XO Communications, LLC
- Trade name: XO
- Type: Subsidiary
- Industry: Telecommunications
- Predecessors: Nextlink Communications; Concentric Network Corporation; Allegiance Telecom, Inc.;
- Founded: July 4, 1996; 30 years ago in Bellevue, Washington
- Fate: Replaced by Verizon
- Successor: Verizon Communications
- Headquarters: Herndon, Virginia, U.S.
- Areas served: Primarily the United States, South America, Europe, Middle East, Asia and Oceania
- Key people: Chris Ancell, CEO; Amador Lucero, COO;
- Products: VoIP services, Network Services, Hosted Services, Carrier / Wholesale
- Website: www.xo.com

= XO Communications =

American telecommunications company

XO Communications, LLC, previously Nextlink Communications, Concentric Network Corporation and Allegiance Telecom, Inc., was an American telecommunications company.
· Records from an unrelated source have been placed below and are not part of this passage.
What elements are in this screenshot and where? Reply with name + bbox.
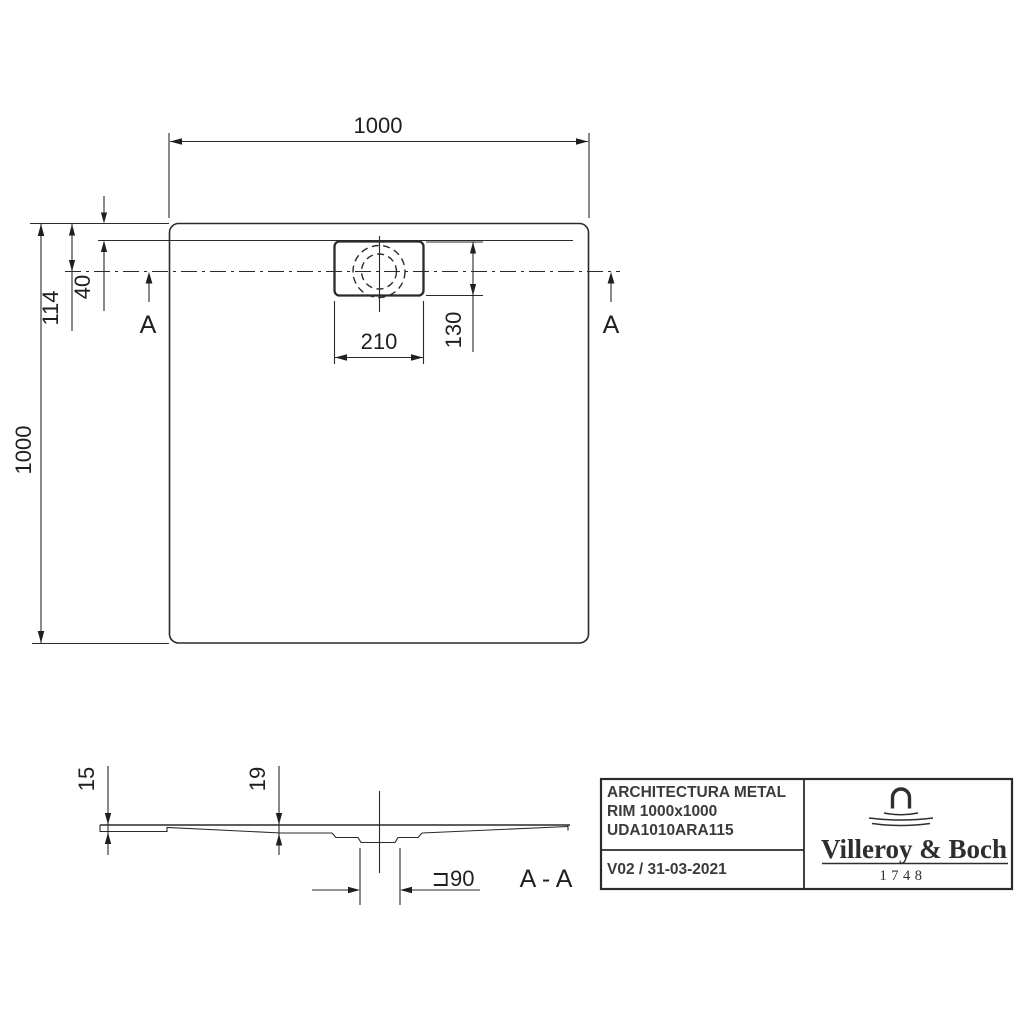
section-label-left: A (140, 311, 157, 339)
revision-date: V02 / 31-03-2021 (607, 861, 727, 878)
dim-drain-depth-130: 130 (426, 242, 483, 352)
dim-label-height: 1000 (11, 426, 36, 475)
section-arrow-up-icon (146, 272, 153, 284)
arrow-up-icon (69, 224, 75, 236)
drain-boss-outline (332, 833, 422, 843)
logo-wave-icon (872, 824, 930, 826)
dim-label-drain-center: 114 (38, 290, 63, 325)
arrow-up-icon (38, 224, 45, 236)
arrow-left-icon (170, 138, 182, 145)
dim-drain-area-height-19: 19 (245, 766, 282, 855)
arrow-left-icon (335, 354, 347, 361)
arrow-down-icon (470, 284, 476, 296)
dim-width-1000: 1000 (169, 113, 589, 218)
profile-bottom-right (422, 827, 568, 834)
arrow-down-icon (69, 260, 75, 272)
section-marker-left: A (140, 272, 157, 339)
dim-edge-height-15: 15 (74, 766, 111, 855)
section-arrow-up-icon (608, 272, 615, 284)
article-number: UDA1010ARA115 (607, 822, 734, 839)
product-variant: RIM 1000x1000 (607, 803, 717, 820)
logo-wave-icon (869, 818, 933, 820)
dim-label-edge-height: 15 (74, 767, 99, 791)
dim-drain-diameter-90: ⊐90 (312, 848, 480, 905)
arrow-right-icon (411, 354, 423, 361)
profile-bottom-left (100, 828, 332, 834)
arrow-up-icon (276, 834, 282, 846)
arrow-up-icon (105, 833, 111, 845)
arrow-up-icon (470, 242, 476, 254)
arrow-right-icon (348, 887, 360, 894)
brand-year: 1748 (880, 868, 927, 884)
dim-label-drain-area-height: 19 (245, 767, 270, 791)
title-block: ARCHITECTURA METAL RIM 1000x1000 UDA1010… (601, 779, 1012, 889)
arrow-down-icon (276, 813, 282, 825)
arrow-right-icon (576, 138, 588, 145)
dim-label-drain-width: 210 (361, 329, 398, 354)
section-label-right: A (603, 311, 620, 339)
arrow-up-icon (101, 241, 107, 253)
dim-rim-40: 40 (70, 196, 107, 311)
section-title-label: A - A (520, 865, 573, 893)
logo-arch-icon (893, 789, 910, 809)
arrow-down-icon (38, 631, 45, 643)
arrow-left-icon (400, 887, 412, 894)
section-view: 15 19 ⊐90 A - A (74, 766, 573, 905)
brand-name: Villeroy & Boch (821, 834, 1007, 864)
logo-wave-icon (884, 813, 918, 815)
top-view: 1000 1000 114 40 (11, 113, 620, 644)
arrow-down-icon (101, 213, 107, 224)
section-marker-right: A (603, 272, 620, 339)
dim-label-rim: 40 (70, 275, 95, 299)
technical-drawing: 1000 1000 114 40 (0, 0, 1022, 1022)
product-name: ARCHITECTURA METAL (607, 784, 786, 801)
drawing-sheet: 1000 1000 114 40 (0, 0, 1022, 1022)
dim-label-width: 1000 (354, 113, 403, 138)
dim-label-drain-diameter: ⊐90 (432, 866, 475, 891)
brand-logo: Villeroy & Boch 1748 (821, 789, 1008, 884)
dim-label-drain-depth: 130 (441, 312, 466, 349)
arrow-down-icon (105, 813, 111, 825)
It was purchased and replaced by Verizon Communications.

== Services ==
XO provided managed and converged Internet Protocol (IP) network services for small and medium-sized enterprises. XO delivered services through a mix of fiber-based Ethernet and Ethernet over Copper (EoC). In addition, the company had external network-to-network interface (E-NNI) agreements with traditional carriers and cable companies.

==Acquisition==
In a news release dated February 22, 2016, Verizon announced plans to acquire XO Communications' "fiber-optic network business". In 2017, Verizon completed its $1.8 billion acquisition of XO Communications. As of summer 2020 all XO services have been migrated to Verizon.